This work addresses the problem of efficiently generating random graphs with a prescribed expected degree sequence by introducing a novel edge-arrivals-based approach. The method constructs a multigraph edge-by-edge and then takes its simple graph projection, thereby exactly realizing the Norros–Reittu model without requiring the computationally expensive vertex sorting step inherent in conventional algorithms. The key innovation lies in integrating rank-1 inhomogeneous random graph modeling with multigraph projection, yielding an algorithm with O(n + m) time complexity—linear in the output size—and substantially improving upon existing O(n log n + m) methods. The framework is conceptually simple and readily extensible to directed graphs, temporal networks, and higher-order network structures.
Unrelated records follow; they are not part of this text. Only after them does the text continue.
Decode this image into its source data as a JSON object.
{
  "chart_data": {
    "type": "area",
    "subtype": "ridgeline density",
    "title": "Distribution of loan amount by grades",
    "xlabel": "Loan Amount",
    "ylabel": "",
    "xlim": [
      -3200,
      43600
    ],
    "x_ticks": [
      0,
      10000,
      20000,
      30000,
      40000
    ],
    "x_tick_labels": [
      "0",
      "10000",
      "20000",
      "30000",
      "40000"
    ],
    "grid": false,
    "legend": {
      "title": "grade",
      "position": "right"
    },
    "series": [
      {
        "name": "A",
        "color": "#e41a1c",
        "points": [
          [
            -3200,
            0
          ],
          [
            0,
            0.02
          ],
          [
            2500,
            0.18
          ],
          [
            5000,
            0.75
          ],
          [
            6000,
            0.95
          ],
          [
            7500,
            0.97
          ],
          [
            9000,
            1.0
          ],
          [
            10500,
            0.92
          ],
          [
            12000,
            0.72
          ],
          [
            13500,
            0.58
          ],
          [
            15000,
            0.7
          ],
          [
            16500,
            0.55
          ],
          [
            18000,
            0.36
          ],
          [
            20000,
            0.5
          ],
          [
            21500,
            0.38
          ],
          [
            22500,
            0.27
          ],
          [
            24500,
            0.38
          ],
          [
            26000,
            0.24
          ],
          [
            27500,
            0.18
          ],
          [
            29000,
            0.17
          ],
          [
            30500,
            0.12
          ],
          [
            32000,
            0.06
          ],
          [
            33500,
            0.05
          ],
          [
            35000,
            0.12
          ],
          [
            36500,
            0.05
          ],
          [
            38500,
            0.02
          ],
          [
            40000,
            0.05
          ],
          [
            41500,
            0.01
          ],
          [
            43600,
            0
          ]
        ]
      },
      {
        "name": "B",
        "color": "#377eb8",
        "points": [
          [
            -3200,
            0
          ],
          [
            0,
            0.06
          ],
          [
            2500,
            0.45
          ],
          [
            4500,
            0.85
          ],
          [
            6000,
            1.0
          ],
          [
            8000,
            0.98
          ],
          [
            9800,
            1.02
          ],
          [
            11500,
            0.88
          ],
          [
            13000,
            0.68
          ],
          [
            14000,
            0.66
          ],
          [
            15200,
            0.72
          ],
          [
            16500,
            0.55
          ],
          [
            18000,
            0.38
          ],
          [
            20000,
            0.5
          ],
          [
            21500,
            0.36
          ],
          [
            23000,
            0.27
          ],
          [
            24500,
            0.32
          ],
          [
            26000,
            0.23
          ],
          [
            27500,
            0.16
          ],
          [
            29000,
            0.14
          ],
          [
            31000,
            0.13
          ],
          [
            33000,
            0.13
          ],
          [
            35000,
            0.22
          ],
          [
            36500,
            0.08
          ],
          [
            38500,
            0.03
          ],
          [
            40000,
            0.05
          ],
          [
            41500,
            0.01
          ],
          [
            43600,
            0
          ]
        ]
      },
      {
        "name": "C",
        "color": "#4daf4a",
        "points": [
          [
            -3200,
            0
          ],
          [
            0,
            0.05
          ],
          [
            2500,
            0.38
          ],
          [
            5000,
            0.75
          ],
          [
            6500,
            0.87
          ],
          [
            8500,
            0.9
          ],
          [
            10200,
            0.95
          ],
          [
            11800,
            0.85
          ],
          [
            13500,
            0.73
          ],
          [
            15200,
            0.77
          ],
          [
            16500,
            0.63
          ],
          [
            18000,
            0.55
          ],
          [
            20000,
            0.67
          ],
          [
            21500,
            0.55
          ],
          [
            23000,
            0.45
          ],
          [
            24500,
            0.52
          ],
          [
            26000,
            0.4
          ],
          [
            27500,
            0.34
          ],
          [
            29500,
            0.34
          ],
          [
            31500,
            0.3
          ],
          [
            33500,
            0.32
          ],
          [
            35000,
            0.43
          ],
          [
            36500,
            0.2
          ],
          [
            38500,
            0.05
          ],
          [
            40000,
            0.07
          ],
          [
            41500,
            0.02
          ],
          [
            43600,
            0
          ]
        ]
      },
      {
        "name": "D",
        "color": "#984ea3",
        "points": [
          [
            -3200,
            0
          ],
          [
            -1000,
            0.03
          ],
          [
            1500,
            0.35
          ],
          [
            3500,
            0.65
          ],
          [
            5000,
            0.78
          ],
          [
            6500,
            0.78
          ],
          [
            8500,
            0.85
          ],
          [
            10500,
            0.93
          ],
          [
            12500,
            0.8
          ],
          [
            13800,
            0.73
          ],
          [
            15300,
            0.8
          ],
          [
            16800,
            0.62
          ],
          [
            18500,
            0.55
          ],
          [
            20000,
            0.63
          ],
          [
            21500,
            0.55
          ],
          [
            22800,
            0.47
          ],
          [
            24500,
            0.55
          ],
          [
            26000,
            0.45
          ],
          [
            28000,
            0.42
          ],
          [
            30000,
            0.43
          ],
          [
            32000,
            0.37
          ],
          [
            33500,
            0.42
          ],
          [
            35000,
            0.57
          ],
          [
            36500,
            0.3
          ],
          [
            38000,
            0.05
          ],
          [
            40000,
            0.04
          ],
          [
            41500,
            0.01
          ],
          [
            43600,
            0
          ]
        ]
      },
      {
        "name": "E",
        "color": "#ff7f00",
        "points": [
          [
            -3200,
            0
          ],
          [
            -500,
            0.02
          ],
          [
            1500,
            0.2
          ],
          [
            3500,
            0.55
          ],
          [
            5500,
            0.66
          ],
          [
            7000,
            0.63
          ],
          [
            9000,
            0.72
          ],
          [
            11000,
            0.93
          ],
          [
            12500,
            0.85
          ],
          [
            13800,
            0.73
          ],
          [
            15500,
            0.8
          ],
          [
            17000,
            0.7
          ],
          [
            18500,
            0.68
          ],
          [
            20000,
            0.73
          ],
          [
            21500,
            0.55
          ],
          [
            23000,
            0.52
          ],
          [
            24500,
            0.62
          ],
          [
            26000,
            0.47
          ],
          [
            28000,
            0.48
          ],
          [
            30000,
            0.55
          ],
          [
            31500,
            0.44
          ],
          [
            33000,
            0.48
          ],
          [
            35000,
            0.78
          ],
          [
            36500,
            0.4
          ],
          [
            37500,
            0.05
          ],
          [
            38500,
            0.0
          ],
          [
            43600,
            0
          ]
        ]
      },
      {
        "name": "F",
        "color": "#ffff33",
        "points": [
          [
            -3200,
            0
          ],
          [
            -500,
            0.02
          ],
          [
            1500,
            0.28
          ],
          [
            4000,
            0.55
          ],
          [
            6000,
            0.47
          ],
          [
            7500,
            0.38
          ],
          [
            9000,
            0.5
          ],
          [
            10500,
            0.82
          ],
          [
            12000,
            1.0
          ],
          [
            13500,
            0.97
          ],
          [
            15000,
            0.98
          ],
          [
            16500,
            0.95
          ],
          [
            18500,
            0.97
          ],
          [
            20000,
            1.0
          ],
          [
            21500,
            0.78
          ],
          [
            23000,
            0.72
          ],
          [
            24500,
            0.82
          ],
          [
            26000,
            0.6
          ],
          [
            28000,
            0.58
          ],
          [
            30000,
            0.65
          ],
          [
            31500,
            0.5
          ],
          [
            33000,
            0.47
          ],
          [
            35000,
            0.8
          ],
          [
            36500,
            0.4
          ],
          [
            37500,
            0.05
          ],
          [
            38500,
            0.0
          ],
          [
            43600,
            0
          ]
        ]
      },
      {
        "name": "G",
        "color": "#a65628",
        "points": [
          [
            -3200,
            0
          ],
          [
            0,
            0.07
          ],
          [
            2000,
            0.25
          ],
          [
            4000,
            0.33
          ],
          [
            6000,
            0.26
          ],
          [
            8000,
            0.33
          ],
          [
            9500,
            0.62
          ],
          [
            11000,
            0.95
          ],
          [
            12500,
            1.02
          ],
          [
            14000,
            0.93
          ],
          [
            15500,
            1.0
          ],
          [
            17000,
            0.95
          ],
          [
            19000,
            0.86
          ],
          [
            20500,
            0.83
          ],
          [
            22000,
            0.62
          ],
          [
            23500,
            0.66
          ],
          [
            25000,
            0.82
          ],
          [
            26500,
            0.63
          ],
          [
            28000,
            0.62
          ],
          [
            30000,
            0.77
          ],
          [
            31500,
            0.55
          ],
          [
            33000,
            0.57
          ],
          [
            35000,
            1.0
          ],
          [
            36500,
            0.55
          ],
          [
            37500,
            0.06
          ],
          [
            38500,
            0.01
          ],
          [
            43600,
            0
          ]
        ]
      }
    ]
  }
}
We study the efficient generation of random graphs with a prescribed expected degree sequence, focusing on rank-1 inhomogeneous models in which vertices are assigned weights and edges are drawn independently with probabilities proportional to the product of endpoint weights. We adopt a temporal viewpoint, adding edges to the graph one at a time up to a fixed time horizon, and allowing for self-loops or duplicate edges in the first stage. Then, the simple projection of the resulting multigraph recovers exactly the simple Norros--Reittu random graph, whose expected degrees match the prescribed targets under mild conditions. Building on this representation, we develop an exact generator based on \textit{edge-arrivals} for expected-degree random graphs with running time $O(n+m)$, where $m$ is the number of generated edges, and hence proportional to the output size. This removes the typical vertex sorting used by widely-used fast generator algorithms based on \textit{edge-skipping} for rank-1 expected-degree models, which leads to a total running time of $O(n \log n + m)$. In addition, our algorithm is simpler than those in the literature, easy to implement, and very flexible, thus opening up to extensions to directed and temporal random graphs, generalization to higher-order structures, and improvements through parallelization.